Pero las citas antes mencionadas habrán mostrado con qué propósito definitivo de generalización han escrito todos ellos.

De los nombres que hay en esta lista de autores balleneros, sólo los que suceden a Owen han visto alguna vez ballenas vivas, y, salvo uno, ninguno fue un auténtico arponero ni ballenero profesional. Me refiero al capitán Scoresby. En el tema especial de la ballena de Groenlandia, o ballena propiamente dicha, él es la mejor autoridad existente. Pero Scoresby no sabía nada ni dijo nada del gran cachalote, al lado del cual la ballena de Groenlandia casi no es digna de mención. Y aquí ha de decirse que la ballena de Groenlandia es una usurpadora en el trono de los mares. Ni siquiera es la mayor de las ballenas. Pero, debido a la larga prioridad de sus pretensiones y a la profunda ignorancia que, hasta hace unos setenta años, rodeaba al fabuloso o totalmente desconocido cachalote, ignorancia que sigue reinando hasta hoy en todas partes salvo en unos pocos retiros científicos y puertos balleneros, esa usurpación ha sido completa. La observación de casi todas las alusiones leviatánicas en los grandes poetas de tiempos pasados os convencerá de que la ballena de Groenlandia, sin un solo rival, era entonces la reina de los mares. Pero ha llegado la hora de una nueva proclamación. Aquí es Charing Cross; ¡escuchad todos, hombres de bien; la ballena de Groenlandia queda depuesta; ahora reina el gran cachalote!
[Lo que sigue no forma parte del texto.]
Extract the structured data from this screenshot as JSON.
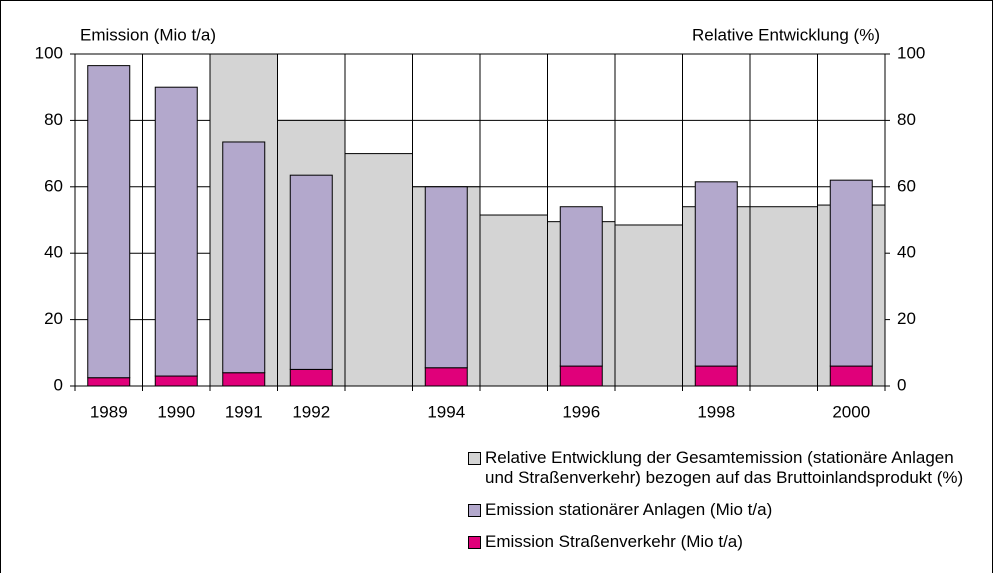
{
  "chart_data": {
    "type": "bar",
    "y_label": "Emission (Mio t/a)",
    "y2_label": "Relative Entwicklung (%)",
    "categories": [
      "1989",
      "1990",
      "1991",
      "1992",
      null,
      "1994",
      null,
      "1996",
      null,
      "1998",
      null,
      "2000"
    ],
    "series": [
      {
        "name": "Relative Entwicklung der Gesamtemission (stationäre Anlagen und Straßenverkehr) bezogen auf das Bruttoinlandsprodukt (%)",
        "color": "#d4d4d4",
        "axis": "y2",
        "values": [
          null,
          null,
          100,
          80,
          70,
          60,
          51.5,
          49.5,
          48.5,
          54,
          54,
          54.5
        ]
      },
      {
        "name": "Emission stationärer Anlagen (Mio t/a)",
        "color": "#b3a8cc",
        "values": [
          94,
          87,
          69.5,
          58.5,
          null,
          54.5,
          null,
          48,
          null,
          55.5,
          null,
          56
        ]
      },
      {
        "name": "Emission Straßenverkehr (Mio t/a)",
        "color": "#e0007a",
        "values": [
          2.5,
          3,
          4,
          5,
          null,
          5.5,
          null,
          6,
          null,
          6,
          null,
          6
        ]
      }
    ],
    "ylim": [
      0,
      100
    ],
    "yticks": [
      0,
      20,
      40,
      60,
      80,
      100
    ],
    "y2lim": [
      0,
      100
    ],
    "y2ticks": [
      0,
      20,
      40,
      60,
      80,
      100
    ],
    "grid": true
  }
}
Hay sólo dos libros existentes que pretendan de un modo o de otro presentaros al cachalote, y que, al mismo tiempo, tengan el más remoto éxito en su intento. Esos libros son los de Beale y Bennett, ambos, en su tiempo, médicos en los balleneros ingleses del mar del Sur, y ambos hombres exactos y de fiar. La materia original referente al cachalote que se encuentra en sus volúmenes es por fuerza pequeña, pero hasta donde alcanza, es de excelente calidad, aunque en su mayor parte limitada a la descripción científica. Sin embargo, hasta ahora el cachalote, científico o poético, no vive completo en ninguna literatura. Muy por encima de todas las demás ballenas que se cazan, su vida está por escribir.

Ahora bien, las diversas especies de ballenas necesitaban alguna integral clasificación popular, aunque sólo sea un fácil bosquejo por el momento, que después se rellene en todos sus departamentos con los sucesivos esfuerzos de otros estudiosos. En vista de que no hay nadie mejor que se adelante a tomar en sus manos este asunto, ofrezco por tanto mis propios humildes esfuerzos. No prometo nada completo, porque cualquier cosa humana que se suponga completa, debe ser infaliblemente deficiente por esa misma razón. No pretenderé una menuda descripción anatómica de las diversas especies, ni —al menos en este lugar— muchas descripciones.